Organisasi agama di tingkat global menempatkan memposisikan masayarkat adat sebagai protector, terutama dalam konteks hutan hujan tropis.
Masihkah manusia tidak menginsyafi, bahwa menjaga alam dan lingkungan itu sebuah perintah? Di Islam tidak kurang-kurangnya hal ini diperingatkan. Membunuh binatang dan merusak tanaman itu dilarang. Di Ayat Al-quran dijelaskan bahwa kerusakan alam disebabkan kelakuan tangan manusia.
“Lalu masuklah yang namanya anthropomorphism, seolah-olah hanya manusia yang diagungkan karena sebagai khalifah, padahal khalifah juga diwajibkan menjaga alam semesta. Kadang juga karena situasi kemiskinan absolute begitu luas, apa yang bisa ditebang dia hancurkan, yang penting tidak kelaparan. Maka ingatan tentang teks bisa diubah,” jelas Dr. Yudi Latif.
Hal tersebut meruap ke permukaan saat Diskusi Pojok Iklim di Jakarta 24 Juli lalu. Dikatakan, bahwa untuk menciptakan masyarakat agama yang peduli lingkungan, diperlukan penyegaran ulang doktrin relasi hanya tuhan dan manusia, sementara lingkungan jadi beyond imagination.
‘Hal ini jarang dibahas di dakwah-dakwah. Padahal relasi dengan alam juga menumbuhkan iklim yang kondusif, untuk relasi kemanusiaan kita yang lebih sensitif,” tukas Yudi.
Padahal Islam harus berdamai dengan bencana dengan melahirkan teologi bencana dan lingkungan, karena indonesia ada di lempeng vulkanik dan cincin api bencana. Peradaban purba Mesir purba romawi athena inka maya berada di lempengan tektonik. Tipografi lebih variatif. Kalau tidak punya cara untuk menjaga relasi dengan alam, maka piramida perubahan manusia akan mengintai.
Membabat ekosistem artinya mengancam kemanusiaan. Nilai-nilai dimensi lingkungan harus masuk ke dalam sistem pembangunan kita.
Menjaga dengan Ritual
Sementara dari kalangan masyarakat adat menilai, bahwa krisis dapat diatasi kalau masayarkat adat ditempatkan pada tempatnya. Relasinya dengan agama, dimana masyarakat adat memiliki hubungan yang kental dengan dengan leluhur. Mereka menjaga alam untuk menghormati leluhurnya. Masyarakat adat menjaga leluhur dengan ritual.

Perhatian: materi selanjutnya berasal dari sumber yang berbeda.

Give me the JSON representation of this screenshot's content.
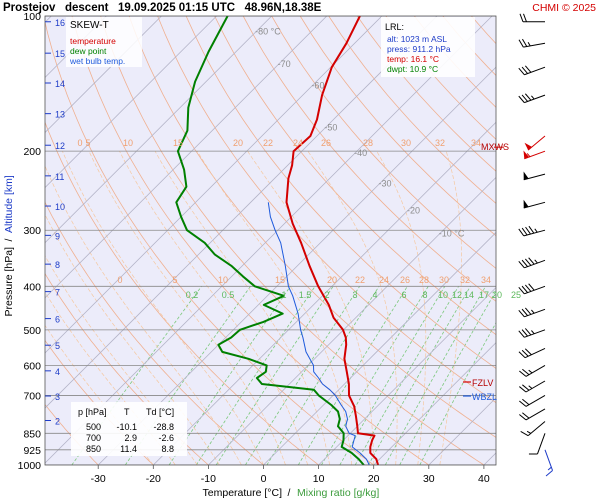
{
  "header": {
    "title": "Prostejov   descent   19.09.2025 01:15 UTC   48.96N,18.38E",
    "credit": "CHMI © 2025"
  },
  "legend": {
    "heading": "SKEW-T",
    "items": [
      {
        "label": "temperature",
        "color": "#d40000"
      },
      {
        "label": "dew point",
        "color": "#008000"
      },
      {
        "label": "wet bulb temp.",
        "color": "#1e5adc"
      }
    ]
  },
  "lrl": {
    "heading": "LRL:",
    "lines": [
      {
        "text": "alt: 1023 m ASL",
        "color": "#1e3cc8"
      },
      {
        "text": "press: 911.2 hPa",
        "color": "#1e3cc8"
      },
      {
        "text": "temp: 16.1 °C",
        "color": "#d40000"
      },
      {
        "text": "dwpt: 10.9 °C",
        "color": "#008000"
      }
    ]
  },
  "table": {
    "headers": [
      "p [hPa]",
      "T",
      "Td [°C]"
    ],
    "rows": [
      [
        "500",
        "-10.1",
        "-28.8"
      ],
      [
        "700",
        "2.9",
        "-2.6"
      ],
      [
        "850",
        "11.4",
        "8.8"
      ]
    ]
  },
  "markers": {
    "mxws": "MXWS",
    "fzlv": "FZLV",
    "wbzl": "WBZL"
  },
  "axes": {
    "xlabel_temperature": "Temperature [°C]",
    "xlabel_separator": "/",
    "xlabel_mixing": "Mixing ratio [g/kg]",
    "ylabel_pressure": "Pressure [hPa]",
    "ylabel_separator": "/",
    "ylabel_altitude": "Altitude [km]"
  },
  "chart_data": {
    "type": "line",
    "chart_kind": "skew-T log-p diagram",
    "x_range_degC_at_1000hPa": [
      -35,
      42
    ],
    "p_range_hPa": [
      1000,
      100
    ],
    "y_scale": "log",
    "pressure_ticks": [
      100,
      200,
      300,
      400,
      500,
      600,
      700,
      850,
      925,
      1000
    ],
    "temperature_ticks": [
      -30,
      -20,
      -10,
      0,
      10,
      20,
      30,
      40
    ],
    "altitude_ticks_km": [
      {
        "km": 2,
        "p": 796
      },
      {
        "km": 3,
        "p": 702
      },
      {
        "km": 4,
        "p": 617
      },
      {
        "km": 5,
        "p": 541
      },
      {
        "km": 6,
        "p": 472
      },
      {
        "km": 7,
        "p": 411
      },
      {
        "km": 8,
        "p": 357
      },
      {
        "km": 9,
        "p": 308
      },
      {
        "km": 10,
        "p": 265
      },
      {
        "km": 11,
        "p": 227
      },
      {
        "km": 12,
        "p": 194
      },
      {
        "km": 13,
        "p": 165
      },
      {
        "km": 14,
        "p": 141
      },
      {
        "km": 15,
        "p": 121
      },
      {
        "km": 16,
        "p": 103
      }
    ],
    "isotherm_labels": [
      {
        "t": -80,
        "text": "-80 °C",
        "p": 110
      },
      {
        "t": -70,
        "text": "-70",
        "p": 130
      },
      {
        "t": -60,
        "text": "-60",
        "p": 145
      },
      {
        "t": -50,
        "text": "-50",
        "p": 180
      },
      {
        "t": -40,
        "text": "-40",
        "p": 205
      },
      {
        "t": -30,
        "text": "-30",
        "p": 240
      },
      {
        "t": -20,
        "text": "-20",
        "p": 275
      },
      {
        "t": -10,
        "text": "-10 °C",
        "p": 310
      }
    ],
    "dry_adiabat_labels_200hPa": [
      "0",
      "5",
      "10",
      "15",
      "20",
      "22",
      "24",
      "26",
      "28",
      "30",
      "32",
      "34"
    ],
    "moist_adiabat_labels_400hPa": [
      "0",
      "5",
      "10",
      "15",
      "20",
      "22",
      "24",
      "26",
      "28",
      "30",
      "32",
      "34"
    ],
    "mixing_ratio_labels": [
      "0.2",
      "0.5",
      "1",
      "1.5",
      "2",
      "3",
      "4",
      "6",
      "8",
      "10",
      "12",
      "14",
      "17",
      "20",
      "25"
    ],
    "series": [
      {
        "name": "temperature",
        "color": "#d40000",
        "points": [
          [
            1000,
            20.8
          ],
          [
            970,
            19.4
          ],
          [
            940,
            17.2
          ],
          [
            911.2,
            16.1
          ],
          [
            880,
            15.2
          ],
          [
            860,
            14.8
          ],
          [
            850,
            11.4
          ],
          [
            820,
            10.0
          ],
          [
            780,
            8.0
          ],
          [
            740,
            5.8
          ],
          [
            700,
            2.9
          ],
          [
            660,
            0.8
          ],
          [
            620,
            -1.8
          ],
          [
            580,
            -4.6
          ],
          [
            540,
            -6.8
          ],
          [
            520,
            -8.2
          ],
          [
            500,
            -10.1
          ],
          [
            470,
            -14.0
          ],
          [
            440,
            -17.2
          ],
          [
            400,
            -22.5
          ],
          [
            360,
            -27.8
          ],
          [
            320,
            -33.5
          ],
          [
            290,
            -38.5
          ],
          [
            260,
            -43.5
          ],
          [
            230,
            -47.5
          ],
          [
            215,
            -49.2
          ],
          [
            200,
            -51.5
          ],
          [
            185,
            -51.2
          ],
          [
            170,
            -53.0
          ],
          [
            150,
            -56.5
          ],
          [
            130,
            -59.8
          ],
          [
            115,
            -61.5
          ],
          [
            100,
            -64.0
          ]
        ]
      },
      {
        "name": "dew point",
        "color": "#008000",
        "points": [
          [
            1000,
            18.2
          ],
          [
            970,
            16.2
          ],
          [
            940,
            13.8
          ],
          [
            911.2,
            10.9
          ],
          [
            880,
            10.0
          ],
          [
            860,
            9.2
          ],
          [
            850,
            8.8
          ],
          [
            820,
            6.5
          ],
          [
            790,
            5.5
          ],
          [
            760,
            3.8
          ],
          [
            735,
            1.4
          ],
          [
            700,
            -2.6
          ],
          [
            680,
            -4.5
          ],
          [
            660,
            -15.0
          ],
          [
            640,
            -17.0
          ],
          [
            620,
            -16.5
          ],
          [
            600,
            -17.5
          ],
          [
            580,
            -22.0
          ],
          [
            560,
            -28.0
          ],
          [
            540,
            -30.0
          ],
          [
            520,
            -29.0
          ],
          [
            500,
            -28.8
          ],
          [
            480,
            -26.0
          ],
          [
            460,
            -24.0
          ],
          [
            440,
            -29.0
          ],
          [
            420,
            -27.0
          ],
          [
            400,
            -34.0
          ],
          [
            380,
            -38.0
          ],
          [
            360,
            -42.0
          ],
          [
            340,
            -47.0
          ],
          [
            320,
            -51.0
          ],
          [
            300,
            -56.5
          ],
          [
            280,
            -60.0
          ],
          [
            260,
            -63.5
          ],
          [
            240,
            -64.5
          ],
          [
            220,
            -68.0
          ],
          [
            200,
            -72.5
          ],
          [
            180,
            -74.5
          ],
          [
            160,
            -78.5
          ],
          [
            140,
            -82.0
          ],
          [
            120,
            -85.0
          ],
          [
            100,
            -88.0
          ]
        ]
      },
      {
        "name": "wet bulb temp.",
        "color": "#1e5adc",
        "points": [
          [
            1000,
            19.2
          ],
          [
            970,
            17.6
          ],
          [
            940,
            15.3
          ],
          [
            911.2,
            12.8
          ],
          [
            880,
            11.9
          ],
          [
            860,
            11.3
          ],
          [
            850,
            9.8
          ],
          [
            820,
            7.9
          ],
          [
            790,
            6.9
          ],
          [
            760,
            5.2
          ],
          [
            735,
            3.2
          ],
          [
            700,
            0.4
          ],
          [
            680,
            -1.6
          ],
          [
            660,
            -4.0
          ],
          [
            640,
            -5.8
          ],
          [
            620,
            -7.8
          ],
          [
            600,
            -9.0
          ],
          [
            560,
            -12.8
          ],
          [
            520,
            -16.0
          ],
          [
            500,
            -17.8
          ],
          [
            460,
            -21.2
          ],
          [
            420,
            -25.4
          ],
          [
            400,
            -27.9
          ],
          [
            360,
            -32.2
          ],
          [
            320,
            -37.2
          ],
          [
            300,
            -40.5
          ],
          [
            280,
            -43.8
          ],
          [
            260,
            -46.8
          ]
        ]
      }
    ],
    "annotation_levels": [
      {
        "label": "MXWS",
        "p": 200
      },
      {
        "label": "FZLV",
        "p": 662
      },
      {
        "label": "WBZL",
        "p": 702
      }
    ],
    "wind_barbs": [
      {
        "p": 925,
        "dir": 160,
        "kt": 15
      },
      {
        "p": 850,
        "dir": 200,
        "kt": 10
      },
      {
        "p": 800,
        "dir": 230,
        "kt": 15
      },
      {
        "p": 750,
        "dir": 240,
        "kt": 20
      },
      {
        "p": 700,
        "dir": 240,
        "kt": 20
      },
      {
        "p": 650,
        "dir": 240,
        "kt": 25
      },
      {
        "p": 600,
        "dir": 240,
        "kt": 25
      },
      {
        "p": 550,
        "dir": 245,
        "kt": 30
      },
      {
        "p": 500,
        "dir": 250,
        "kt": 35
      },
      {
        "p": 450,
        "dir": 250,
        "kt": 35
      },
      {
        "p": 400,
        "dir": 250,
        "kt": 40
      },
      {
        "p": 350,
        "dir": 250,
        "kt": 45
      },
      {
        "p": 300,
        "dir": 255,
        "kt": 45
      },
      {
        "p": 260,
        "dir": 255,
        "kt": 50
      },
      {
        "p": 225,
        "dir": 255,
        "kt": 50
      },
      {
        "p": 200,
        "dir": 250,
        "kt": 55
      },
      {
        "p": 185,
        "dir": 230,
        "kt": 50
      },
      {
        "p": 150,
        "dir": 250,
        "kt": 35
      },
      {
        "p": 130,
        "dir": 250,
        "kt": 30
      },
      {
        "p": 115,
        "dir": 260,
        "kt": 25
      },
      {
        "p": 103,
        "dir": 270,
        "kt": 20
      }
    ]
  }
}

“Sayangnya agama global yang kurang senang dengan ritual tersebut memutus masyarakat adat dengan leluhur. Padahal ritual inilah yang merawat masyarakat adat dengan Tuhannya, dengan lingkungannya. Pencipta menurut mereka adalah pencipta alam semesta,” papar Ketua Masyaraat Adat, Abdon Nababan.
Di peta wilayah adat banyak tempat penting yang menjadi tempat-tempat sakral. Tempat-tempat sakral ini dirawat dengan ritual-ritual. Hal tsb sedang mengalami ancaman yang luar biasa. Jika tempat sakral tsb hilang, tempat hidrologis dan penjagaan ekosistem akan hilang.
Dalam Interfaith rainforest initiative yang diinisiasikan di Norway, organisasi agama di tingkat global menempatkan memposisikan masayarkat adat sebagai protector, terutama dalam konteks hutan hujan tropis.
Mulyadi, salah-seorang peserta Diskusi dari Muhammadiyah, berpendapat, adanya masyarakat adat menyebabkan eksistensi lingkungan terjaga . “Tapi kini kita berlomba pada suatu pembangunan, yang pada akhirnya membuat masayarkat adat tersisih dari lingkungan,” ungkapnya. Mulyadi pun menjelaskan bahwa saat ini Muhammadiyah sedang menerbitkan teologi lingkungan.
Pada bagian terakhir Diskusi Pojok Iklim, Moderator Chalid Muhamad, menyimpulkan bahwa nilai-nilai keagamaan sangat luar biasa dalam pelestarian lingkungan. Tapi jika dilihat antara laju kerusakan, malah sebaliknya. Kita bisa melihat ada penggerusan dari nilai-nilai agama yang tercermin dari perilaku manusia, terlihatnya seperti ada upaya sistematis untuk penghancuran.